Opening: Friday, July 8, 7 pm
The Kölnischer Kunstverein presents SHHHHH, Catharine Czudej’s first solo exhibition in Germany. The artist was born in Johannesburg in 1985 and now lives in New York. Her work encompasses sculptures, installations, paintings and films which reflect her occupation with labor, power dynamics and moral structures. Her art is characterized by its humorous approach and absurdist take on the everyday. Responding to canonised ideas or phenomena Czudej sets off a chain of free associations linked to the cultural subconscious in an attempt to implicate the viewer in her conspiracy.
Czudej has gathered together both existing and newly produced works in the central hall of the Kölnischer Kunstverein to form an “environment” that suggests an apartment in many respects, calling to mind the work of Pop artists like Claes Oldenburg or the installations of Paul Thek. In the space we find a sitting room, a sofa, various lamps and a game room as well as items typical of a bathroom. However, the domestic objects cannot fulfil their promise of utilitarian value: the lamps and seating are made out of pretzels and beer bottles, whilst the living room carpet absorbs the couch and the bathroom resembles an improvised artists laboratory. Czudej uses the objects to stage bizarre deformations of reality, which raise questions about both the everyday unconscious and modes of perception.
At the entrance to the exhibition is a queue formed from retractable barriers laid out as a maze; reducing the traditional logic of boundary and wayfinding systems to absurdity. The artist sees this intervention as representative of our willing and often unquestioning engagement with systems of social control. At the entrance to the maze waits the ostensible single inhabitant of the apartment: a life-size balloon figure that signifies to the viewer that this is perhaps a game, and things might not seem as they appear. The installation also functions as satirical commentary on the spectacular and grandios application of these barriers as an exhibition tool to contain and excite the spectator before viewing work.
While the works in the central exhibition space have been merged into a narrative installation, the objects on the lower level at first resemble a more stringent formal presentation. These pieces have been installed on sand and stone pedestals, that mimic museological forms of display and correspond to the apparently classical theme of Czudej’s sculptures. With their fluid interweaving forms, the objects formally play on Eduardo Chillida’s iron sculptures, although the artist undermines the gravity and monumentality of the Spanish sculptor’s works by integrating figurative details. The faces and hands that interact with the forged twisted metal invest the works with a comic-like quality, which not only corresponds to Czudej’s general search for narratives, but also shifts the focus to discussions surrounding authorship and gender roles.

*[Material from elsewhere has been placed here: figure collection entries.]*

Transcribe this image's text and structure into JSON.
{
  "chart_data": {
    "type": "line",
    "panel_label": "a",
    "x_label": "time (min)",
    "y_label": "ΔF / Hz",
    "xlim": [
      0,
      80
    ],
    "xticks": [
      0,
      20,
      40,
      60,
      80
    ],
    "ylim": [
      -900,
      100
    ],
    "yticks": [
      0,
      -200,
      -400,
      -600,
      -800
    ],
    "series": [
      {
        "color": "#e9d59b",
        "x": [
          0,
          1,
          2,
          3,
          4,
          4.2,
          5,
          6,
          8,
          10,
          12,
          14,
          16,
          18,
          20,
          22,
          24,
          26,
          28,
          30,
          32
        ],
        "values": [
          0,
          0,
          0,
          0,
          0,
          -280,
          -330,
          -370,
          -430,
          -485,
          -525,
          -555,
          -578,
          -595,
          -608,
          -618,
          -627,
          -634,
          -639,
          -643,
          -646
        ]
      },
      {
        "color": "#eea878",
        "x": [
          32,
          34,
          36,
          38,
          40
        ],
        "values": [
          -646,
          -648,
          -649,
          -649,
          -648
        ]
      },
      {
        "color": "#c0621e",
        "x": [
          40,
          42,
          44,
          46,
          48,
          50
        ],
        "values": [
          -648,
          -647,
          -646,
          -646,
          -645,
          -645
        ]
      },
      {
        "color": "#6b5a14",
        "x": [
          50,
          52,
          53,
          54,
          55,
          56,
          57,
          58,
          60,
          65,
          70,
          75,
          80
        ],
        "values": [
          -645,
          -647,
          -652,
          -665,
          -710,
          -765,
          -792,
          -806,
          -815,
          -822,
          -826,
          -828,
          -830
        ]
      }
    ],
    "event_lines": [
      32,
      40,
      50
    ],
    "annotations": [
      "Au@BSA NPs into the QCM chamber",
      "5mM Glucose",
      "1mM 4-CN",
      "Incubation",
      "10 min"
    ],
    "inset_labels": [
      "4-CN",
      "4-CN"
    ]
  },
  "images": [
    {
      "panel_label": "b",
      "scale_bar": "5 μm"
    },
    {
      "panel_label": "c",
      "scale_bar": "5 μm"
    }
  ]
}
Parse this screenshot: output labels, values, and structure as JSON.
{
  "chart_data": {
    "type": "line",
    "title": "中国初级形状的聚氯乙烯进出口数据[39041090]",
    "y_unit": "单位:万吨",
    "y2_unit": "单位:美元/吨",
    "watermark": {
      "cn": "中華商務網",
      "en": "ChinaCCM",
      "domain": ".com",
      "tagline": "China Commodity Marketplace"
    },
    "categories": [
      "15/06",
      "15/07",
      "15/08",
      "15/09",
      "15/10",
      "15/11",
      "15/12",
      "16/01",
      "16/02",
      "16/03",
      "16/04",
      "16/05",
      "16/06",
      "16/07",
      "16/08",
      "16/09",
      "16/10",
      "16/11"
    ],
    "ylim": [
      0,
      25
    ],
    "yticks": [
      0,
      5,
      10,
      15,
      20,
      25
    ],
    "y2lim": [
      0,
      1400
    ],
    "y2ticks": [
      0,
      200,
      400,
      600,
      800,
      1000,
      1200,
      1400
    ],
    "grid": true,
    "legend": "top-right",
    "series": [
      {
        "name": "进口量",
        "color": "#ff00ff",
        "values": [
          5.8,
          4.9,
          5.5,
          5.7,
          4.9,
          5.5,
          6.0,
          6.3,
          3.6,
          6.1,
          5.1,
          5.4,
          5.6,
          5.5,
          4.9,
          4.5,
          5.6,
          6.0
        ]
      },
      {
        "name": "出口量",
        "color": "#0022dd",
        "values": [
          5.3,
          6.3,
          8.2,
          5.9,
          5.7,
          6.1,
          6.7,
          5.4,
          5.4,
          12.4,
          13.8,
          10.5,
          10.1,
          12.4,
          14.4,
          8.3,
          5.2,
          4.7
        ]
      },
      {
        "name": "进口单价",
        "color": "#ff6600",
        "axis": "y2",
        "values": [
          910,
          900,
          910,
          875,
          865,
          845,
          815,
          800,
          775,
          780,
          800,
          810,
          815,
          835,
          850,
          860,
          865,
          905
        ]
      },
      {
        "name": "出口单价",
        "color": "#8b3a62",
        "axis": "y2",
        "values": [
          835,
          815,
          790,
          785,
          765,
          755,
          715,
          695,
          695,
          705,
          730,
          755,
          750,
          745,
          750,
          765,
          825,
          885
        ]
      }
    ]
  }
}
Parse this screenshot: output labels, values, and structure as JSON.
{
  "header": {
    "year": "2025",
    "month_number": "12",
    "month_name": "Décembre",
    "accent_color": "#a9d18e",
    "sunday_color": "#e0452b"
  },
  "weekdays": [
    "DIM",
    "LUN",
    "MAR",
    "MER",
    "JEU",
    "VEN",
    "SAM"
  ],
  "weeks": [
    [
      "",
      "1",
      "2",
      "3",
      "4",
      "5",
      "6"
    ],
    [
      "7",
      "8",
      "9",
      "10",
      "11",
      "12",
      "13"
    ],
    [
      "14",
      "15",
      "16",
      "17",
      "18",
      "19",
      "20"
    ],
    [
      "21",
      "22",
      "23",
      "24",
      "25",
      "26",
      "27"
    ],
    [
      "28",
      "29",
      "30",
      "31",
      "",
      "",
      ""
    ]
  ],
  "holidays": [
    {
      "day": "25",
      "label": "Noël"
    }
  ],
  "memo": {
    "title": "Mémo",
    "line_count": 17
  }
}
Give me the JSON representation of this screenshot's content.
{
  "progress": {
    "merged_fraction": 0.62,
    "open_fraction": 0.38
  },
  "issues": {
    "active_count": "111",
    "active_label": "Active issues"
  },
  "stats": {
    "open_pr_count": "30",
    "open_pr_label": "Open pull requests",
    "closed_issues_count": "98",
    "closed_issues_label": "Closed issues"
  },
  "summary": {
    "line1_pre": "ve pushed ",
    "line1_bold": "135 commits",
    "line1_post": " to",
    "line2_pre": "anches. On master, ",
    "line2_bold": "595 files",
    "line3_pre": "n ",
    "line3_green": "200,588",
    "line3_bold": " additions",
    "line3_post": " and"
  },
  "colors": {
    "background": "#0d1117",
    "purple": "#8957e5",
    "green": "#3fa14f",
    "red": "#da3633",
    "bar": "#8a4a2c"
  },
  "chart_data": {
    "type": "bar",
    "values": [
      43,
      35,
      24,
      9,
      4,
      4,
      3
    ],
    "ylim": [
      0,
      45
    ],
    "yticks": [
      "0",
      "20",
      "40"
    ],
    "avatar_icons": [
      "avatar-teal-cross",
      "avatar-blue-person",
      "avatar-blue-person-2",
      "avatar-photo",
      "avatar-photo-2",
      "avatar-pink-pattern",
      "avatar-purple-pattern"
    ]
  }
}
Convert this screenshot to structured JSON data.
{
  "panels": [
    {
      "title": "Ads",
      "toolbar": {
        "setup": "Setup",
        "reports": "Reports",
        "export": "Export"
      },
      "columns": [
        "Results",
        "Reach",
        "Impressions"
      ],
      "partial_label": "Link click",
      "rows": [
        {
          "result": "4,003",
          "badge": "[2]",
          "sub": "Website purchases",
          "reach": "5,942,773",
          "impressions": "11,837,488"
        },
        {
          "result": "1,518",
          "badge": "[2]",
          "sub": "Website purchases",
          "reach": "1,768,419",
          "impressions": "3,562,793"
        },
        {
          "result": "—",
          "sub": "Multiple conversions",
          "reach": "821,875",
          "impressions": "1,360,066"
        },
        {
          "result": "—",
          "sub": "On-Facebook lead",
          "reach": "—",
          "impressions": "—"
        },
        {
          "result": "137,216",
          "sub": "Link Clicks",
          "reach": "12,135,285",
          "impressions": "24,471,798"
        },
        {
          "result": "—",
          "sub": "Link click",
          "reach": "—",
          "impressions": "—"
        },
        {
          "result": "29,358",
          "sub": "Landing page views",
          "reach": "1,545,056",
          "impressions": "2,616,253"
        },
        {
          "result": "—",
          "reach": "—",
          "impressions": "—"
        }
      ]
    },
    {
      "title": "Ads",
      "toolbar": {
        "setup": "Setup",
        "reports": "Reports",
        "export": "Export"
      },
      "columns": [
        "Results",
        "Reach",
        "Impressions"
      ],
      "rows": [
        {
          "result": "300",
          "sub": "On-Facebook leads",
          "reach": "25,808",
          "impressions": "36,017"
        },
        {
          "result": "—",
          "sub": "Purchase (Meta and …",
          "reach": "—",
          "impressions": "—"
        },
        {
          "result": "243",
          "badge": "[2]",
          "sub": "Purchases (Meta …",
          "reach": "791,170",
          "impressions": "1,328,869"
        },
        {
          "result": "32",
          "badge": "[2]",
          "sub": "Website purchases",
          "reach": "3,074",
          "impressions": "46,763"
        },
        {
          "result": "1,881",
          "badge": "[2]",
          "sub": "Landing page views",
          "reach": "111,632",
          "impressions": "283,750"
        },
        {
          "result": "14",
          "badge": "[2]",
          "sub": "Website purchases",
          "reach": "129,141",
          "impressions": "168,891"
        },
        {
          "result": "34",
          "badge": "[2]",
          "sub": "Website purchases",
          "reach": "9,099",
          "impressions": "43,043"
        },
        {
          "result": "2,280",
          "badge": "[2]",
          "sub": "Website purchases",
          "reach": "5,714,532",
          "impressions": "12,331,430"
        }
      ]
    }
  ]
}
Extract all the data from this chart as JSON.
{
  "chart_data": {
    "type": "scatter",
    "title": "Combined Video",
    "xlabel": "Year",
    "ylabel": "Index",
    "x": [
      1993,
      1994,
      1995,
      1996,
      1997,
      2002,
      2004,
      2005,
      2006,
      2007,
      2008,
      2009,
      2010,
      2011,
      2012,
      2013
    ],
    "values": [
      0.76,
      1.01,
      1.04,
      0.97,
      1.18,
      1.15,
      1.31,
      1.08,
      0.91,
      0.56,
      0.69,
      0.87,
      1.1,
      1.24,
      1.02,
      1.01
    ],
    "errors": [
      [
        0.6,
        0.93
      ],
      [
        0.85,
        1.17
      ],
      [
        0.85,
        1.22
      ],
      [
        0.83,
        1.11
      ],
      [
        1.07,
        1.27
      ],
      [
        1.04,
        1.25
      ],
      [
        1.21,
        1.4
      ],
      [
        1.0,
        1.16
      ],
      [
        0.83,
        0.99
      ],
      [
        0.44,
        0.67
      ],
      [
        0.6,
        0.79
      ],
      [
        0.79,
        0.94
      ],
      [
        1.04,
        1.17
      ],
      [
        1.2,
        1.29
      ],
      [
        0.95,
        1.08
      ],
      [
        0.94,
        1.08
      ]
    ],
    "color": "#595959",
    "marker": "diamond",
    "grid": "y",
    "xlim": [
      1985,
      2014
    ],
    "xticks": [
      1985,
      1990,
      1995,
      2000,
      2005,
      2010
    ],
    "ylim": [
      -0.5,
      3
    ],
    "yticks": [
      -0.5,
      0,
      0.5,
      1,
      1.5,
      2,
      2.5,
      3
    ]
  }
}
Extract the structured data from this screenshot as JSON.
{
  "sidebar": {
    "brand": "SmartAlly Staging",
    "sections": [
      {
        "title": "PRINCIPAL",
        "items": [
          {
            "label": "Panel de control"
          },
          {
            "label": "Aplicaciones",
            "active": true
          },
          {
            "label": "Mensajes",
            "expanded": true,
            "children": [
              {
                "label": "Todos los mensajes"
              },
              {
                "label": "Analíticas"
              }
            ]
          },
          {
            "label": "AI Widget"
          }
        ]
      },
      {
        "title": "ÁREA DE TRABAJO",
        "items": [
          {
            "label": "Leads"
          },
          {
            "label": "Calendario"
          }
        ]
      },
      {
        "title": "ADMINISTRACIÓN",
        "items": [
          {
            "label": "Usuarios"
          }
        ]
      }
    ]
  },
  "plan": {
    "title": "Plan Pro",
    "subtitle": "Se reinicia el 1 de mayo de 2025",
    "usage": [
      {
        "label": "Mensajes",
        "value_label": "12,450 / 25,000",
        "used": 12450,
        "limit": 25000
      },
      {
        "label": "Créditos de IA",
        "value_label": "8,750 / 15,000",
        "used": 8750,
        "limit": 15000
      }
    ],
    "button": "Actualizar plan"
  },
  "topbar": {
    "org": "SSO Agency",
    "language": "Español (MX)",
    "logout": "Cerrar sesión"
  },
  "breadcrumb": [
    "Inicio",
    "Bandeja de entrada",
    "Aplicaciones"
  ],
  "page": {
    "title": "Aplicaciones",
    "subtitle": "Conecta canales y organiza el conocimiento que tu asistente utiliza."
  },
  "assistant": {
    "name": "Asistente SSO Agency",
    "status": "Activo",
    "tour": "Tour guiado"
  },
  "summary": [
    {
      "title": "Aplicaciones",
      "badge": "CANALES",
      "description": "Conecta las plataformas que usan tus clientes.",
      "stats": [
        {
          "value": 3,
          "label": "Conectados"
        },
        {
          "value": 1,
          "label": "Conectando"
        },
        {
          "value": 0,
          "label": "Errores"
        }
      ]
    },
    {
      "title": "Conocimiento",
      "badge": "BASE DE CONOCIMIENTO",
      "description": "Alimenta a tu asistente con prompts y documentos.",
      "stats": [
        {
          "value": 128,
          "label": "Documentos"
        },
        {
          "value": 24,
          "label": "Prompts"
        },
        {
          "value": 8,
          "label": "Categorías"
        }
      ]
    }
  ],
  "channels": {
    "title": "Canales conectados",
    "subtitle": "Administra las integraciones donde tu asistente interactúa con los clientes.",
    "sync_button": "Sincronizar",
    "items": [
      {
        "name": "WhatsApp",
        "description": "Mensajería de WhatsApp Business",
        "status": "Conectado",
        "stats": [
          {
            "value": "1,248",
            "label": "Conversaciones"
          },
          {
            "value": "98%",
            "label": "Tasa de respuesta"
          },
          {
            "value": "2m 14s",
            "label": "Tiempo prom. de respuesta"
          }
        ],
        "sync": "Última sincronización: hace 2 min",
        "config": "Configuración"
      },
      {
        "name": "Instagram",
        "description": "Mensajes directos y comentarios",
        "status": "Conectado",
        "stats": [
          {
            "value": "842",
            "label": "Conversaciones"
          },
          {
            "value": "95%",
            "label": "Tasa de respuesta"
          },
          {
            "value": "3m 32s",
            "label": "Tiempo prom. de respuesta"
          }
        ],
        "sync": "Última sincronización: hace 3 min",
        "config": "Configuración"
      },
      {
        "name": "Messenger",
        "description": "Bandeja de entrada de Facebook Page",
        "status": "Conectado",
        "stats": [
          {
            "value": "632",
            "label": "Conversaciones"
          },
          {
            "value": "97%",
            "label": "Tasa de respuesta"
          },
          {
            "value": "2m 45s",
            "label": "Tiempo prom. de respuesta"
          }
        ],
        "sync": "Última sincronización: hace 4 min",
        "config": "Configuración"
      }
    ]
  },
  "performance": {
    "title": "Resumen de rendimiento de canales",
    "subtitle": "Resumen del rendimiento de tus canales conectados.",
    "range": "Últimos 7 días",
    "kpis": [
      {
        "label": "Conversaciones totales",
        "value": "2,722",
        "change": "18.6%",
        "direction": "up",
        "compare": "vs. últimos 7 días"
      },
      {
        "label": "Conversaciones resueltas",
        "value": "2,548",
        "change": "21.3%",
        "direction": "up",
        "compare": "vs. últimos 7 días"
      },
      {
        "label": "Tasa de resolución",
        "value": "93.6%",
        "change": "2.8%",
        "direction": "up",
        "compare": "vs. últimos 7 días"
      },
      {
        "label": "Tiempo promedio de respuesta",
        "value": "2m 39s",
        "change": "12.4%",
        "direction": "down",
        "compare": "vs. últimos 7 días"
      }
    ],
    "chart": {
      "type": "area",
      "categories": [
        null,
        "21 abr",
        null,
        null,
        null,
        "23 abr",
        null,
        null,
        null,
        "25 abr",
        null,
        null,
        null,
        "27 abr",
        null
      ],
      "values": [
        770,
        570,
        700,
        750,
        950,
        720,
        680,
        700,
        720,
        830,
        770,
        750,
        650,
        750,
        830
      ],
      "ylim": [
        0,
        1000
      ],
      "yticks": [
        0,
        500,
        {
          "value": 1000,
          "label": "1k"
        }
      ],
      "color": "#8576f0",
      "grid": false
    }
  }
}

Czudej’s new film, which will be shown in the cinema of the Kölnischer Kunstverein, complements the exhibition and represents a new facet in the artist’s work. It documents the day to day experience in one of American’s oldest foundry’s where Czudej makes her Iron and Bronze sculptures. The film alternates between the banal and the explosive moments of foundry life, suggesting both conceptual aspects and a societal study.
Catharine Czudej’s solo exhibitions already include those at Office Baroque in Brussels (2016), Peep-Hole in Milan (2015) and Ramiken Crucible in New York (2013). She has also participated in numerous international group exhibitions, including those at Off Vendome in New York (2016), Galerie Eva Presenhuber in Zurich (2016), Eden Eden in Berlin (2015), Zero in Milan (2014) and François Ghebaly Gallery in Los Angeles (2014).
On the occasion of the exhibition a limited edition will be released.